Lou Coons (left) was fit to be tied by father Skip.


Crawford more or less ended a 14-game losing streak when it tied Kearny, 14-14, in a matchup of father (Kearny coach Skip Coons)  versus son (Crawford coach Lou Coons).

We just ran out of time.  Give us another minute and we win,” said Lou.

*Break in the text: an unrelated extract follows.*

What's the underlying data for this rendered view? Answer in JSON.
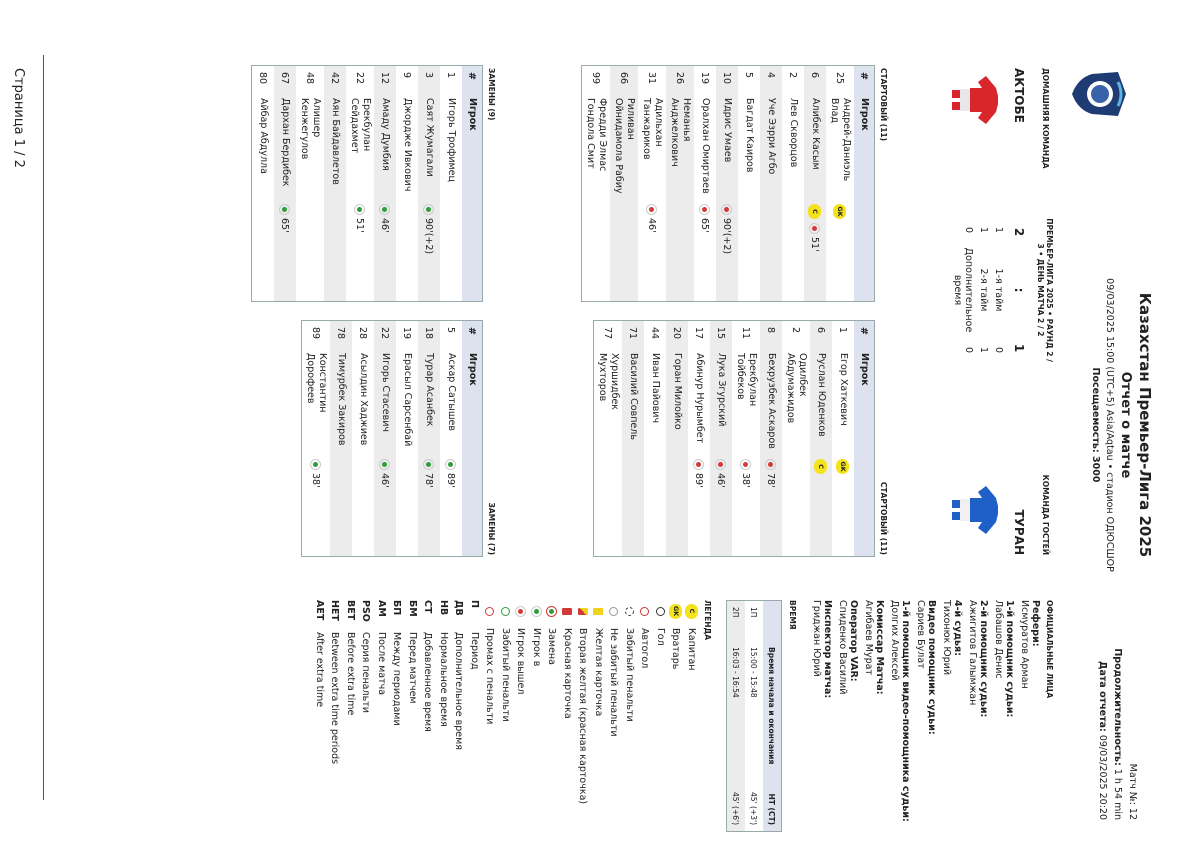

QUICK KICKS–West Hills quarterback Troy Burner was on fire, bettering the section record by completing 88.8 per cent of his passes (32 of 36) for 346 yards and five touchdowns, including the 35-34 winner with 23 seconds left against Granite Hills…Helix gained 578 yards and averaged 9.6 yards a play in a 57-18 win over West Hills…it was the Highlanders’ most points since a 57-7 win over  Mount  Miguel in 1993…the Helix record came in a 68-0 victory over Santana in 1966…Valhalla’s 24-14 victory over Granite Hills was the Norsemen’s first on opening night since 1990 and marked the first time since 1992 they had scored more than seven points in an opener…”Field Turf”, a modern, more convenient and safer version of  the original Astroturf, was installed at La Jolla and Grossmont College…La Jolla was the first high  school in Southern California south of Ventura to use the rubbery stuff…awful loss for San  Pasqual:  Rancho Buena Vista’s Justin Nelson sneaked 1 yard for a touchdown with 16 seconds left in the game, then scrambled two yards for a two-point conversion and 22-21 defeat for Eagles…Carlsbad coach Bob McAllister opted to play a rare day game at Hoover and told his squad that the sunshine contest would be a prelude to Saturday afternoon games when they would be in college…the Lancers won, 21-0…Sean Sovacool, Fallbrook’s standout linebacker, went on to become head coach at La Costa Canyon….

Fallbrook's Sean Sovacool, tackling El Camino's Chris Williams, was future coach.

Fallbrook’s Sean Sovacool, tackling El Camino’s Chris Williams, was future coach.